Treatment Options for Staphylococcus aureus Infections
The treatment of Staphylococcus aureus infections depends primarily on the type of infection, severity, and whether the strain is methicillin-resistant (MRSA) or methicillin-susceptible (MSSA), with incision and drainage being the primary treatment for purulent skin infections, followed by appropriate antibiotic therapy based on susceptibility patterns. 1
Classification of S. aureus Infections
Skin and Soft Tissue Infections (SSTIs)
Simple abscesses/boils:
- Primary treatment: Incision and drainage (I&D) alone is often sufficient 1
- Antibiotics generally not required unless specific risk factors present
Complicated abscesses (requiring antibiotics):
- Severe or extensive disease with multiple infection sites
- Rapid progression with associated cellulitis
- Systemic illness signs
- Immunosuppression or significant comorbidities
- Extremes of age
- Difficult-to-drain locations (face, hand, genitalia)
- Associated septic phlebitis
- Lack of response to I&D alone 1
Purulent cellulitis:
- Empiric therapy for CA-MRSA pending culture results
- 5-10 days of therapy, individualized based on response 1
Non-purulent cellulitis:
- Empiric therapy for β-hemolytic streptococci
- Consider CA-MRSA coverage if no response to β-lactam therapy or if systemic toxicity present 1
Invasive Infections
Bacteremia:
- Uncomplicated: 2 weeks of therapy
- Complicated: 4-6 weeks of therapy 1
Endocarditis: 4-6 weeks of therapy 1
Antibiotic Treatment Options
For MSSA Infections:
- First-line: β-lactams
- Antistaphylococcal penicillins (oxacillin, nafcillin)

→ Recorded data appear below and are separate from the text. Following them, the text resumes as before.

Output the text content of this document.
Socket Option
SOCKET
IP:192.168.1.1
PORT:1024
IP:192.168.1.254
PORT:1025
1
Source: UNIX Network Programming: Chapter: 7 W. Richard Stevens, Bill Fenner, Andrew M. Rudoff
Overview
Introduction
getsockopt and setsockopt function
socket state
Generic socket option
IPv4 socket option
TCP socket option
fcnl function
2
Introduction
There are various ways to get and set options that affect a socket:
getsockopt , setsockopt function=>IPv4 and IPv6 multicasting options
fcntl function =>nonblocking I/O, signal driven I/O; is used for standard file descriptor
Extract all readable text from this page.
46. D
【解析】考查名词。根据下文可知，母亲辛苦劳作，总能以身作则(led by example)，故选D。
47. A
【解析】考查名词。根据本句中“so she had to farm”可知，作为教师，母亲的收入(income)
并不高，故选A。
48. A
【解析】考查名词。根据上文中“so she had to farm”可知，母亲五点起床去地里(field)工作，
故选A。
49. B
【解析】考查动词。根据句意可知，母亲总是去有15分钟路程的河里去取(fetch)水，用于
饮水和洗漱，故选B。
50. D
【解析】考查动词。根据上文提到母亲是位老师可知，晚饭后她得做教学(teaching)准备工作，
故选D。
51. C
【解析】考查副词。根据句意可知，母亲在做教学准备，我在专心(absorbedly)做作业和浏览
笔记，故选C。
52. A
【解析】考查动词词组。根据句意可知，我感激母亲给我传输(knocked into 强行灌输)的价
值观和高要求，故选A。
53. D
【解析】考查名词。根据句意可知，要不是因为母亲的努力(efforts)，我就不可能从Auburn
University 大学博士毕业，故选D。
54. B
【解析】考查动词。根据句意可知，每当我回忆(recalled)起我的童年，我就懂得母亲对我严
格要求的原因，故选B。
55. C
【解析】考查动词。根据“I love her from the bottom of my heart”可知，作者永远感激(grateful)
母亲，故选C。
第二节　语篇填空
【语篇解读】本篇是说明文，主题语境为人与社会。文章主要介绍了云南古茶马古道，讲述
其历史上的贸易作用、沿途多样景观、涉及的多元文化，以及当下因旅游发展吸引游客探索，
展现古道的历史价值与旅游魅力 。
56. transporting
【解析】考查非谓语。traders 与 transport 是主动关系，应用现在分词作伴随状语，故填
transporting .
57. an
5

- First-generation cephalosporins (cefazolin) 1
For MRSA Infections:
Outpatient SSTI Treatment:
- Oral options 1:
- Clindamycin (A-II)
- Trimethoprim-sulfamethoxazole (TMP-SMX) (A-II)
- Tetracyclines (doxycycline, minocycline) (A-II)
- Linezolid (A-II)
Inpatient/Complicated SSTI Treatment:
- IV options 1:
- Vancomycin (A-I)
- Linezolid 600 mg IV/PO twice daily (A-I)
- Daptomycin 4 mg/kg/dose IV once daily (A-I)
- Telavancin 10 mg/kg/dose IV once daily (A-I)
- Clindamycin 600 mg IV/PO three times daily (A-III)
Bacteremia and Endocarditis:
- First-line 1:
- Vancomycin (A-II)
- Daptomycin 6 mg/kg/dose IV once daily (A-I)
- Some experts recommend higher daptomycin dosages (8-10 mg/kg/dose) for complicated cases (B-III)
Important Clinical Considerations
Culture and Susceptibility Testing
- Obtain cultures from abscesses and purulent SSTIs when:
- Antibiotic therapy is being initiated
- Severe local infection or systemic illness signs are present
- Patient has not responded to initial treatment
- There is concern for outbreak or cluster 1
Duration of Therapy
- SSTIs: 5-14 days based on severity and clinical response 1
- Uncomplicated bacteremia: Minimum 2 weeks 1
- Complicated bacteremia: 4-6 weeks 1
- Endocarditis: 6 weeks 1
Common Pitfalls to Avoid
- Failure to perform incision and drainage for purulent infections
- Inappropriate empiric therapy not covering likely pathogens
- Using vancomycin for MSSA when β-lactams are more effective 1
- Using rifampin as monotherapy or adjunctive therapy for SSTIs 1
- Failure to identify and control the source of infection
- Inadequate duration of therapy for invasive infections
- Overlooking intracellular S. aureus which may evade standard antibiotics 2
Special Considerations
Recurrent infections: Consider decolonization strategies 1
- Nasal mupirocin twice daily for 5-10 days
- Chlorhexidine body wash for 5-14 days or dilute bleach baths
- Environmental hygiene measures
Pediatric patients:
- Avoid tetracyclines in children <8 years of age
- Mupirocin 2% topical ointment for minor skin infections 1
Treatment Algorithm
- Assess infection type and severity
- For purulent infections: Perform incision and drainage
- Determine need for antibiotics based on severity criteria
- Select empiric therapy based on local resistance patterns
- Obtain cultures when indicated
- Adjust therapy based on culture results and clinical response
- Ensure adequate duration based on infection type
- Consider source control for persistent or complicated infections
- Evaluate for recurrence risk and implement prevention strategies if needed
By following this structured approach to S. aureus infections, clinicians can optimize treatment outcomes while minimizing complications and recurrence.